8- Hammadde sağlama sorunlarını ve karşılaştırmalı üstünlükleri belirler: Enstitü, sektörünün girdi aldığı ve girdi verdiği sektörlerde hammadde sağlama sorunlarını ve karşılaştırmalı üstünlük yaratma koşullarını belirleyerek siyasi iradeyi, bürokrasiyi, üyeleri ve medyayı bilgilendirerek kamuoyu yaratılmasını sağlayacak bilgi bazı oluşturur.

9- Aksesuar arzında eksiklikleri ve alınması gereken önlemleri önerir: Enstitü, kalite yaratma, marka ve imaj oluşturmada "aksesuar üretimi ve ithalatı" konularını araştırır; doğru bilgi, doğru âriaç ve doğru talepler oluşmasını sağlayacak önlemler önerir.

10- Firmaların "iyi yönetişim uygulamaları" konusundaki donanımlarını ve alınması gereken önlemleri önerir: Rekabet edebilir ölçek, rekabet edebilir teknik donanım ve rekabet edebilir yönetişim anlayışı için üyelerin ihtiyaçlarına yönelik araştırmalar yaparak, üyelerin bireysel eksikliklerini İME uzmanlık bilgisiyle tanımlayarak destek hizmet vermeye çalışır.

Bu anlatımda "merkez düşüncemiz" çok açık...Ülkemizde kalkınmanın bazı girdilerinin aşırı değerlendirmelerle tartışılması "toplumsal zihni esir alıyor". Döviz kurunun "iniş-çıkışına" saplanırken, "istikrarının önemi" unutuluyor. Ekonomide yapısal bağımlılıkların türevi olan "faiz oranları" ve "enflasyonun" düzeyine odaklanırken; her iki makroekonomik olguyu türeten "yapısal reformların" neler alması gerektiği zihinlerde netleşemiyor. Geleceğimizi çok yakın zamanda derinden etkileyecek olan "âri iletken teknolojilerdeki gelişme, sayısal teknolojilerin potansiyeli, her şeyin interneti(IoT), büyük veri, analitik, yapay zeka, verinin değere dönüştürülmesi" sadece sınırlı insanımızın tartışabildiği sorunlar oluyor.

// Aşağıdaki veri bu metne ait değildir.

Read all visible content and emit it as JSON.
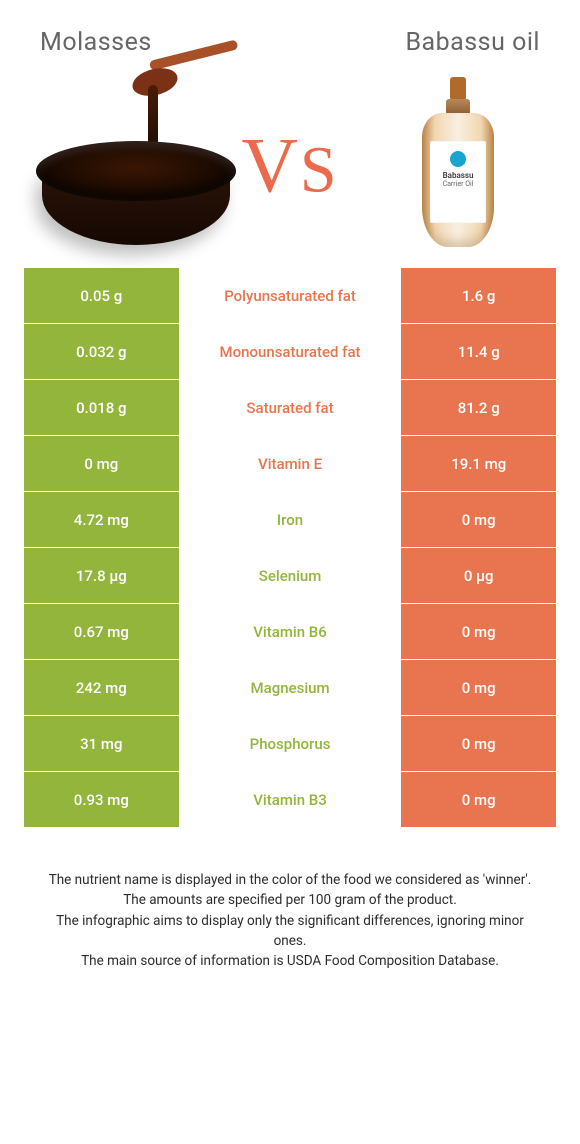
{
  "colors": {
    "left_bg": "#93b53c",
    "right_bg": "#e8754f",
    "mid_left_text": "#93b53c",
    "mid_right_text": "#e8754f",
    "vs_color": "#ea6a4b",
    "title_color": "#666666",
    "foot_color": "#2b2b2b"
  },
  "titles": {
    "left": "Molasses",
    "right": "Babassu oil",
    "vs": "VS"
  },
  "bottle_label": {
    "line1": "Babassu",
    "line2": "Carrier Oil"
  },
  "rows": [
    {
      "left": "0.05 g",
      "mid": "Polyunsaturated fat",
      "right": "1.6 g",
      "winner": "right"
    },
    {
      "left": "0.032 g",
      "mid": "Monounsaturated fat",
      "right": "11.4 g",
      "winner": "right"
    },
    {
      "left": "0.018 g",
      "mid": "Saturated fat",
      "right": "81.2 g",
      "winner": "right"
    },
    {
      "left": "0 mg",
      "mid": "Vitamin E",
      "right": "19.1 mg",
      "winner": "right"
    },
    {
      "left": "4.72 mg",
      "mid": "Iron",
      "right": "0 mg",
      "winner": "left"
    },
    {
      "left": "17.8 µg",
      "mid": "Selenium",
      "right": "0 µg",
      "winner": "left"
    },
    {
      "left": "0.67 mg",
      "mid": "Vitamin B6",
      "right": "0 mg",
      "winner": "left"
    },
    {
      "left": "242 mg",
      "mid": "Magnesium",
      "right": "0 mg",
      "winner": "left"
    },
    {
      "left": "31 mg",
      "mid": "Phosphorus",
      "right": "0 mg",
      "winner": "left"
    },
    {
      "left": "0.93 mg",
      "mid": "Vitamin B3",
      "right": "0 mg",
      "winner": "left"
    }
  ],
  "footnotes": [
    "The nutrient name is displayed in the color of the food we considered as 'winner'.",
    "The amounts are specified per 100 gram of the product.",
    "The infographic aims to display only the significant differences, ignoring minor ones.",
    "The main source of information is USDA Food Composition Database."
  ]
}
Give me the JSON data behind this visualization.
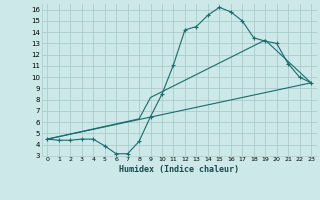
{
  "xlabel": "Humidex (Indice chaleur)",
  "bg_color": "#cce8e8",
  "grid_color": "#aacccc",
  "line_color": "#1a6b6b",
  "xlim": [
    -0.5,
    23.5
  ],
  "ylim": [
    3,
    16.5
  ],
  "xticks": [
    0,
    1,
    2,
    3,
    4,
    5,
    6,
    7,
    8,
    9,
    10,
    11,
    12,
    13,
    14,
    15,
    16,
    17,
    18,
    19,
    20,
    21,
    22,
    23
  ],
  "yticks": [
    3,
    4,
    5,
    6,
    7,
    8,
    9,
    10,
    11,
    12,
    13,
    14,
    15,
    16
  ],
  "line1_x": [
    0,
    1,
    2,
    3,
    4,
    5,
    6,
    7,
    8,
    9,
    10,
    11,
    12,
    13,
    14,
    15,
    16,
    17,
    18,
    19,
    20,
    21,
    22,
    23
  ],
  "line1_y": [
    4.5,
    4.4,
    4.4,
    4.5,
    4.5,
    3.9,
    3.2,
    3.2,
    4.3,
    6.5,
    8.5,
    11.1,
    14.2,
    14.5,
    15.5,
    16.2,
    15.8,
    15.0,
    13.5,
    13.2,
    13.0,
    11.2,
    10.0,
    9.5
  ],
  "line2_x": [
    0,
    23
  ],
  "line2_y": [
    4.5,
    9.5
  ],
  "line3_x": [
    0,
    8,
    9,
    19,
    23
  ],
  "line3_y": [
    4.5,
    6.3,
    8.2,
    13.3,
    9.5
  ]
}
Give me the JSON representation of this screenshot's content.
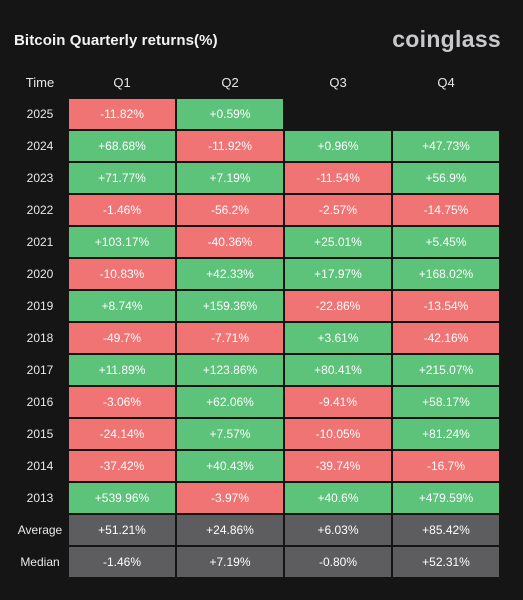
{
  "chart_data": {
    "type": "table",
    "title": "Bitcoin Quarterly returns(%)",
    "brand": "coinglass",
    "columns": [
      "Time",
      "Q1",
      "Q2",
      "Q3",
      "Q4"
    ],
    "rows": [
      {
        "label": "2025",
        "values": [
          "-11.82%",
          "+0.59%",
          "",
          ""
        ]
      },
      {
        "label": "2024",
        "values": [
          "+68.68%",
          "-11.92%",
          "+0.96%",
          "+47.73%"
        ]
      },
      {
        "label": "2023",
        "values": [
          "+71.77%",
          "+7.19%",
          "-11.54%",
          "+56.9%"
        ]
      },
      {
        "label": "2022",
        "values": [
          "-1.46%",
          "-56.2%",
          "-2.57%",
          "-14.75%"
        ]
      },
      {
        "label": "2021",
        "values": [
          "+103.17%",
          "-40.36%",
          "+25.01%",
          "+5.45%"
        ]
      },
      {
        "label": "2020",
        "values": [
          "-10.83%",
          "+42.33%",
          "+17.97%",
          "+168.02%"
        ]
      },
      {
        "label": "2019",
        "values": [
          "+8.74%",
          "+159.36%",
          "-22.86%",
          "-13.54%"
        ]
      },
      {
        "label": "2018",
        "values": [
          "-49.7%",
          "-7.71%",
          "+3.61%",
          "-42.16%"
        ]
      },
      {
        "label": "2017",
        "values": [
          "+11.89%",
          "+123.86%",
          "+80.41%",
          "+215.07%"
        ]
      },
      {
        "label": "2016",
        "values": [
          "-3.06%",
          "+62.06%",
          "-9.41%",
          "+58.17%"
        ]
      },
      {
        "label": "2015",
        "values": [
          "-24.14%",
          "+7.57%",
          "-10.05%",
          "+81.24%"
        ]
      },
      {
        "label": "2014",
        "values": [
          "-37.42%",
          "+40.43%",
          "-39.74%",
          "-16.7%"
        ]
      },
      {
        "label": "2013",
        "values": [
          "+539.96%",
          "-3.97%",
          "+40.6%",
          "+479.59%"
        ]
      }
    ],
    "summary_rows": [
      {
        "label": "Average",
        "values": [
          "+51.21%",
          "+24.86%",
          "+6.03%",
          "+85.42%"
        ]
      },
      {
        "label": "Median",
        "values": [
          "-1.46%",
          "+7.19%",
          "-0.80%",
          "+52.31%"
        ]
      }
    ],
    "colors": {
      "positive": "#5dc27a",
      "negative": "#f17475",
      "summary": "#5d5d60",
      "background": "#151516"
    }
  }
}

Hayatı yönlendiren ve yeni ekosistemlerin oluşumunu hızlandıran gelişmeler konusunda "farkındalığı" artırmak; gelişmeyi güven altına almanın yoludur. Bu sunumda sîzlere bir çağrı yapılıyor: Tartışma gündeminin dengelerini iyi kuralım.

İster Endüstri 4.0 bağlamıyla, dilerseniz Büyük Veri potansiyelleriyle, uygun görürseniz otomasyon ve otonom uygulamalarını hızlandıran yapay zeka alanındaki gelişmeleriyle ele alalım; yeni gündemi ıskalamak ağır sonuçlar doğuracaktır.

Zamanın iplerini elimizden kaçırmadan, yeni gündeme sahip çıkalım.